The influence of crude oil price on the production and operation risk of chemical industry enterpris

In recent years, the impact of crude oil price decline and epidemic situation has been superimposed. The price of related products in the chemical industry has fluctuated dramatically, and the risk of production and operation of industrial chain enterprises has increased dramatically. As the upstream production concentration of the national energy and chemical industry, the risk management ability of the chemical enterprises in the northwest region has attracted much attention.



The relevant director of the Industrial Development Department of dashangsuo told reporters that the northwest region is rich in gas, oil, rock and other resources. As the upstream production concentration of the national energy and chemical industry, it is the focus of market pricing. However, since this year, the risk of production and operation of chemical enterprises has increased dramatically. In March this year, polyolefin prices fell sharply, logistics and transportation were not smooth, and it was difficult for enterprises to return to work, and small and medium-sized enterprises were mostly facing losses. In April, with the spread of the global epidemic, polyolefin prices fluctuated significantly, especially with the sharp growth of mask demand, the price of raw material PP fiber for mask production soared. In the special period, the entity enterprises generally face the problems of high inventory, difficult sales, poor operation of industrial chain, high cost of raw materials and cash flow shortage.
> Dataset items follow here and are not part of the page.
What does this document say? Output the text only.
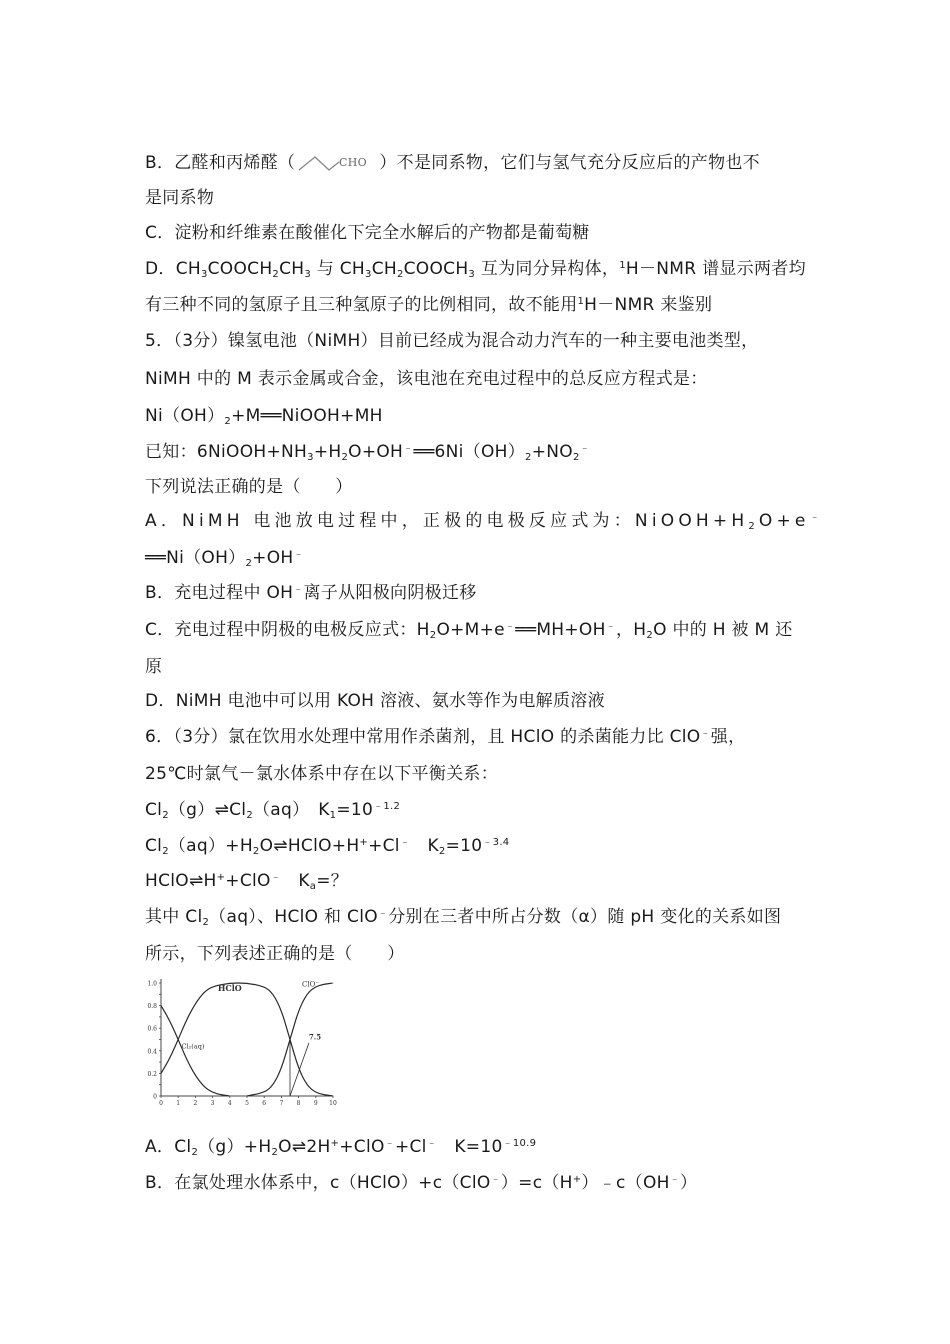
B．乙醛和丙烯醛（	CHO ）不是同系物，它们与氢气充分反应后的产物也不
是同系物
C．淀粉和纤维素在酸催化下完全水解后的产物都是葡萄糖
D．$CH_3COOCH_2CH_3$ 与 $CH_3CH_2COOCH_3$ 互为同分异构体，$^1$H－NMR 谱显示两者均
有三种不同的氢原子且三种氢原子的比例相同，故不能用$^1$H－NMR 来鉴别
5．（3分）镍氢电池（NiMH）目前已经成为混合动力汽车的一种主要电池类型，
NiMH 中的 M 表示金属或合金，该电池在充电过程中的总反应方程式是：
$Ni(OH)_2+M══NiOOH+MH$
已知：$6NiOOH+NH_3+H_2O+OH^﹣══6Ni(OH)_2+NO_2^﹣$
下列说法正确的是（　　）
A．NiMH 电池放电过程中，正极的电极反应式为：$NiOOH+H_2O+e^﹣$
$══Ni(OH)_2+OH^﹣$
B．充电过程中 OH﹣离子从阳极向阴极迁移
C．充电过程中阴极的电极反应式：$H_2O+M+e^﹣══MH+OH^﹣$，$H_2O$ 中的 H 被 M 还
原
D．NiMH 电池中可以用 KOH 溶液、氨水等作为电解质溶液
6．（3分）氯在饮用水处理中常用作杀菌剂，且 HClO 的杀菌能力比 ClO﹣强，
25℃时氯气－氯水体系中存在以下平衡关系：
$Cl_2(g)\rightleftharpoons Cl_2(aq)$　$K_1=10^{﹣1.2}$
$Cl_2(aq)+H_2O\rightleftharpoons HClO+H^++Cl^﹣$　$K_2=10^{﹣3.4}$
HClO⇌H++ClO﹣　$K_a=$？
其中 $Cl_2(aq)$、HClO 和 ClO﹣分别在三者中所占分数（α）随 pH 变化的关系如图
所示，下列表述正确的是（　　）
0
0.2
0.4
0.6
0.8
1.0
0 1 2 3 4 5 6 7 8 9 10
HClO	ClO⁻
Cl₂(aq)
7.5
A．$Cl_2(g)+H_2O\rightleftharpoons 2H^++ClO^﹣+Cl^﹣$　$K=10^{﹣10.9}$
B．在氯处理水体系中，c（HClO）+c（ClO﹣）=c（H+）﹣c（OH﹣）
Zhang Xiujuan, senior analyst of Zhuo Chuang information, told reporters that the overseas epidemic situation has not been effectively controlled at present, and it is expected that some plastic products export orders in the later period will not be expected to be better, and the export to domestic trade will be an important choice for many downstream products enterprises.



In Zhang Xiujuan's view, the large-scale export of plastic products to domestic trade will form certain pressure on the domestic market. Meanwhile, if the resulting foreign demand weakens, the subsequent export of domestic plastic products will also be under great pressure. It is expected that the domestic chemical industry will continue to bear pressure and the industrial chain enterprises will continue to face operational risks before the global epidemic situation is significantly alleviated 。



"The contradiction between supply and demand will be the most obvious one in the plastic industry in the second quarter. Under the weak global economic operation environment, the rescue policies of various countries will appear intensively, but whether these stimulus policies can form strong support or long-term support for the plastic market will ultimately be judged according to the global epidemic situation. " Zhang Xiujuan's analysis.



Recently, Shen Yi, deputy manager of Beijing Silian Hangzhou branch, shared the profit and loss of futures market to hedge the profit and loss of spot market in the "online training meeting on risk management of Northwest plastic enterprise" co organized by Shaanxi Plastics Industry Association, saying: "the core of traditional hedging theory is to establish the opposite position of the same commodity in the futures market to avoid the position of spot market Spot price risk. "



However, in addition to traditional hedging, non-standard basis trading and price protection trading can also be used.



Specifically, non-standard basis transaction refers to the price difference transaction among various varieties within polyolefin, that is, to judge the change trend of price difference between a non-standard variety and a standard product, and carry out two opposite hedging operations. The core is to judge the difference between the supply and demand of the two products in the future.



In the aspect of insured trading, Shenyi mentioned that trading enterprises purchase goods from the upstream at the absolute price of futures + basis in a certain period in the future, and the upstream enterprises purchase call options at the same time. If the price rises in the future, the profit from the call option will be returned to the upstream after settlement according to the settlement price stipulated in the contract; if the price falls in the future, the settlement will be made according to the original contract price to ensure the profit stability of the upstream enterprise. The same is true for downstream enterprises.



In addition, Lu Shuxiang, a senior researcher of Huaxin, also introduced the application of options in the industry. In Lu Shuxiang's view, compared with futures, first of all, the cost of option capital occupation is less, which can lock in the lowest selling price and the highest purchasing price.



Lu Shuxiang, for example, said that when the futures price rises sharply, the positions that are protected by the futures end float and lose a lot, and if the insurance is pursued frequently, the enterprise will take a greater risk. If the futures are used for hedging, the sales price will be locked at 6350 yuan / ton, and the income of possible price rising will not be obtained. If the option is used for hedging, the expiration value of the option will return to zero, and the customer will pay a royalty of 200 yuan / ton, but the possibility of setting the selling price at 8000 yuan / ton is reserved.